The Wagon Train
by Laraine Newman
Francois Truffaut has been famously quoted about the
process of making a movie being similar to a wagon train crossing the country. You start out
the journey with high hopes and the spirit of adventure and halfway through, you just want to get there
alive.
That’s pretty much what my journey with cooking has been like. I seduced my husband
with duck breast and wild rice pancakes with apricot sauce. That was nothin’. I
really loved to cook. People were always surprised by that and I was always surprised they
were surprised. What? Women in comedy can’t cook? Every Hungarian Jewish
woman has to be a good cook. It’s biological destiny.
The thing is, today, I’m a lousy cook. How, you may ask did that happen? Children.
And I include my husband in that category. Let’s start with a description of the
beginning of the wagon train. My enthusiasm for cooking was the sort that could only be borne
of the task being optional and infrequent.
I created marvelous things. A black bean and butternut squash soup comes to mind.
Ingredients:
1 leek
1 carrot
1 stalk celery
1 large butternut squash
1 large yam
1 can Goya black beans
Chicken stock
Salt
Nutmeg
White pepper
Butter or olive oil
Agave
Bake butternut squash and yam in their skin after piercing them with a fork (350° F for 45
minutes)
Let cool. Then peel the squash and remove the seeds and cut into cubes, peel the yam and cut into
cubes.
Sautee holy trinity (minced leek, carrot, and celery) until soft
You can sautee in butter or oil, but butter tastes better, let’s face it
Add the squash and yam and coat with the butter and add the stock to cover
Add the black beans and cook for 25 minutes (let simmer)
Use an immersion blender and season with nutmeg, salt, and white pepper. Agave is optional if
you like it sweeter. Add chicken stock if it’s too thick.
This was a big hit with friends. I even gave this recipe to professional cooks who raved about it.

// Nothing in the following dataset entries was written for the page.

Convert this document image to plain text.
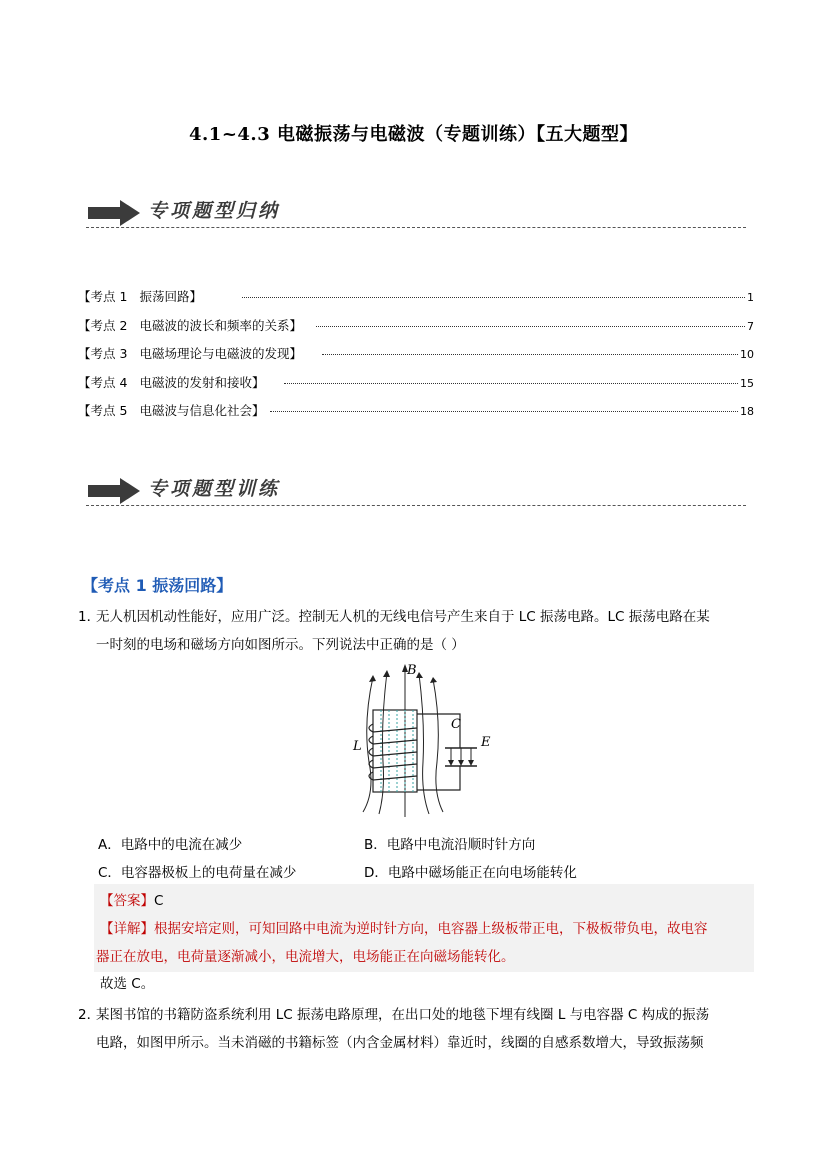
4.1~4.3 电磁振荡与电磁波（专题训练）【五大题型】
专项题型归纳
【考点 1 振荡回路 】	1
【考点 2 电磁波的波长和频率的关系 】	7
【考点 3 电磁场理论与电磁波的发现 】	10
【考点 4 电磁波的发射和接收 】	15
【考点 5 电磁波与信息化社会 】	18
专项题型训练
【考点 1 振荡回路】
1．
无人机因机动性能好，应用广泛。控制无人机的无线电信号产生来自于 LC 振荡电路。LC 振荡电路在某
一时刻的电场和磁场方向如图所示。下列说法中正确的是（ ）
B
C
E
L
A．电路中的电流在减少	B．电路中电流沿顺时针方向
C．电容器极板上的电荷量在减少	D．电路中磁场能正在向电场能转化
【答案】C
【详解】根据安培定则，可知回路中电流为逆时针方向，电容器上级板带正电，下极板带负电，故电容
器正在放电，电荷量逐渐减小，电流增大，电场能正在向磁场能转化。
故选 C。
2．
某图书馆的书籍防盗系统利用 LC 振荡电路原理，在出口处的地毯下埋有线圈 L 与电容器 C 构成的振荡
电路，如图甲所示。当未消磁的书籍标签（内含金属材料）靠近时，线圈的自感系数增大，导致振荡频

When the kids came along, a bunch of moms in the neighborhood organized rotating
playgroups. Like a phoenix rising from the ashes of the pyre of the out of work actress, I
would be the Martha Stewart of Westwood….only requiring a little more sleep and not so good at
crafts.
The praise. The sighs. The eyes looking heavenward with rapture at the taste of my food was the only
“applause” I was getting at the time. I’d found a way to make a fat free
cheesecake by straining yogurt for days on end. I bound my graham cracker crust with agave and egg
whites, and voila! My friend Stephanie, who was constantly battling her weight at the time,
wept when she took the first bite. It was The Emperor and The Nightingale all over again.
But then my children started to have ‘free will’. Developmentally
appropriate. Soul killing for me. The first time my young child snubbed the dish I lovingly
prepared for her and crinkled up her nose, I wanted to grab her by the ankles and slam her against the
wall. “You know the ‘try it once’ rule honey, just taste it” Whereupon
Lena’s pink tongue extruded out of her mouth in a posture of revulsion (and yes, it’s
possible for a tongue to assume a posture) the tip of it barely grazing the chicken tender I’d
cooked to perfection, finally cracking the code of crispy on the outside, moist on the inside. Her
tongue whipped back like a tape measure as she shook her head vehemently from side to side.
At this point, I became the child. My eyes welled up at the injustice of having to deal with an irrational
being. A being that had the power to make me feel like a million bucks if I could just get some
fucking broccoli into her. My husband chose this point to come out of the closet and admit that he
had an issue with texture and that he didn’t really like meat of any kind. In fact, he generally
preferred foods that were white. An anathema to anyone trying to nurture healthy growing
creatures. The wagon train had run out of water and food in the middle of the Mojave Desert.
There were also many self-imposed tyrannies I suffered. One was the statistical evidence that families
that ate together produced healthier happier kids. Supposedly higher IQs. Every time I failed to corral
us all together, I had visions of my daughters dead in the gutter with a needle in their arms. Budget
also became an issue as their lives became more diverse and, ahem, expensive. I
thought I’d become one of those people you see profiled on 20/20, who buys a house by
clipping coupons and playing the system. I started to expect myself to be the kind of penny pincher
and money manager I’m not now, nor will ever be. Brutal.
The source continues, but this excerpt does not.